Securing industrial environments remains particularly challenging. OT infrastructures are often heterogeneous, composed of equipment from different generations with long operational lifecycles. This creates complex environments where modern and legacy systems coexist.

At the same time, there is a shortage of qualified professionals capable of combining cybersecurity expertise with deep industrial knowledge.

A practical approach consists of deploying specialized security solutions to protect critical systems identified through a preliminary assessment of the organization’s attack surface. These solutions can monitor industrial environments continuously and alert security teams in real time when anomalies or incidents are detected.

Ideally, responsibility for protecting industrial operations should be integrated into a centralized digital security function capable of overseeing both IT and OT security strategies.

The Emergence of Software Solutions at the Intersection of IT and OT

The OT cybersecurity market remains relatively immature compared to traditional IT security. However, awareness of industrial cyber risks is driving significant investment from organizations across sectors.

As a result, new security solutions are emerging to address growing demand, many of them leveraging technologies originally developed for IT environments.

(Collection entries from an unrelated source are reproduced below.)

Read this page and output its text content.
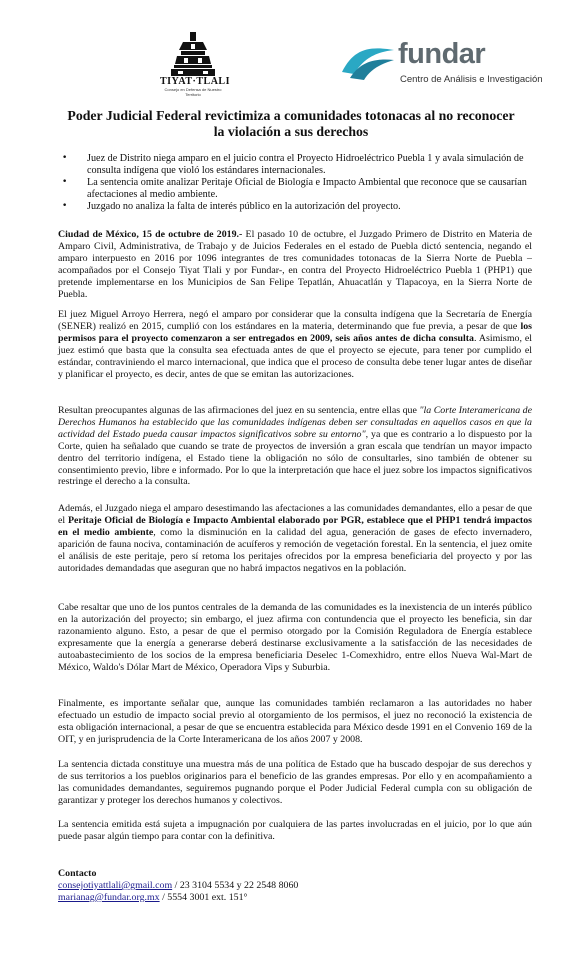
TIYAT·TLALI
Consejo en Defensa de Nuestro Territorio
fundar
Centro de Análisis e Investigación
Poder Judicial Federal revictimiza a comunidades totonacas al no reconocer
la violación a sus derechos
• Juez de Distrito niega amparo en el juicio contra el Proyecto Hidroeléctrico Puebla 1 y avala simulación de consulta indígena que violó los estándares internacionales.
• La sentencia omite analizar Peritaje Oficial de Biología e Impacto Ambiental que reconoce que se causarían afectaciones al medio ambiente.
• Juzgado no analiza la falta de interés público en la autorización del proyecto.

Ciudad de México, 15 de octubre de 2019.- El pasado 10 de octubre, el Juzgado Primero de Distrito en Materia de Amparo Civil, Administrativa, de Trabajo y de Juicios Federales en el estado de Puebla dictó sentencia, negando el amparo interpuesto en 2016 por 1096 integrantes de tres comunidades totonacas de la Sierra Norte de Puebla –acompañados por el Consejo Tiyat Tlali y por Fundar-, en contra del Proyecto Hidroeléctrico Puebla 1 (PHP1) que pretende implementarse en los Municipios de San Felipe Tepatlán, Ahuacatlán y Tlapacoya, en la Sierra Norte de Puebla.

El juez Miguel Arroyo Herrera, negó el amparo por considerar que la consulta indígena que la Secretaría de Energía (SENER) realizó en 2015, cumplió con los estándares en la materia, determinando que fue previa, a pesar de que los permisos para el proyecto comenzaron a ser entregados en 2009, seis años antes de dicha consulta. Asimismo, el juez estimó que basta que la consulta sea efectuada antes de que el proyecto se ejecute, para tener por cumplido el estándar, contraviniendo el marco internacional, que indica que el proceso de consulta debe tener lugar antes de diseñar y planificar el proyecto, es decir, antes de que se emitan las autorizaciones.

Resultan preocupantes algunas de las afirmaciones del juez en su sentencia, entre ellas que "la Corte Interamericana de Derechos Humanos ha establecido que las comunidades indígenas deben ser consultadas en aquellos casos en que la actividad del Estado pueda causar impactos significativos sobre su entorno", ya que es contrario a lo dispuesto por la Corte, quien ha señalado que cuando se trate de proyectos de inversión a gran escala que tendrían un mayor impacto dentro del territorio indígena, el Estado tiene la obligación no sólo de consultarles, sino también de obtener su consentimiento previo, libre e informado. Por lo que la interpretación que hace el juez sobre los impactos significativos restringe el derecho a la consulta.

Además, el Juzgado niega el amparo desestimando las afectaciones a las comunidades demandantes, ello a pesar de que el Peritaje Oficial de Biología e Impacto Ambiental elaborado por PGR, establece que el PHP1 tendrá impactos en el medio ambiente, como la disminución en la calidad del agua, generación de gases de efecto invernadero, aparición de fauna nociva, contaminación de acuíferos y remoción de vegetación forestal. En la sentencia, el juez omite el análisis de este peritaje, pero sí retoma los peritajes ofrecidos por la empresa beneficiaria del proyecto y por las autoridades demandadas que aseguran que no habrá impactos negativos en la población.

Cabe resaltar que uno de los puntos centrales de la demanda de las comunidades es la inexistencia de un interés público en la autorización del proyecto; sin embargo, el juez afirma con contundencia que el proyecto les beneficia, sin dar razonamiento alguno. Esto, a pesar de que el permiso otorgado por la Comisión Reguladora de Energía establece expresamente que la energía a generarse deberá destinarse exclusivamente a la satisfacción de las necesidades de autoabastecimiento de los socios de la empresa beneficiaria Deselec 1-Comexhidro, entre ellos Nueva Wal-Mart de México, Waldo's Dólar Mart de México, Operadora Vips y Suburbia.

Finalmente, es importante señalar que, aunque las comunidades también reclamaron a las autoridades no haber efectuado un estudio de impacto social previo al otorgamiento de los permisos, el juez no reconoció la existencia de esta obligación internacional, a pesar de que se encuentra establecida para México desde 1991 en el Convenio 169 de la OIT, y en jurisprudencia de la Corte Interamericana de los años 2007 y 2008.

La sentencia dictada constituye una muestra más de una política de Estado que ha buscado despojar de sus derechos y de sus territorios a los pueblos originarios para el beneficio de las grandes empresas. Por ello y en acompañamiento a las comunidades demandantes, seguiremos pugnando porque el Poder Judicial Federal cumpla con su obligación de garantizar y proteger los derechos humanos y colectivos.

La sentencia emitida está sujeta a impugnación por cualquiera de las partes involucradas en el juicio, por lo que aún puede pasar algún tiempo para contar con la definitiva.

Contacto
consejotiyattlali@gmail.com / 23 3104 5534 y 22 2548 8060
marianag@fundar.org.mx / 5554 3001 ext. 151°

As IT, IoT, and OT continue to converge, future security architectures are expected to become more integrated, enhanced by artificial intelligence, advanced analytics, and potentially blockchain-based trust mechanisms.

The outcome will be greater visibility across industrial assets, comprehensive vulnerability mapping, and stronger centralized security governance.

Building Resilience for the Future

As cyber threats continue to evolve and production environments become increasingly interconnected, organizations must take proactive steps to protect their industrial operations.

Achieving effective OT security requires sustained investment in technology, processes, and human expertise. In a world where operational disruption can have severe financial, societal, and strategic consequences, protecting Operational Technology is no longer optional. It is a business-critical priority.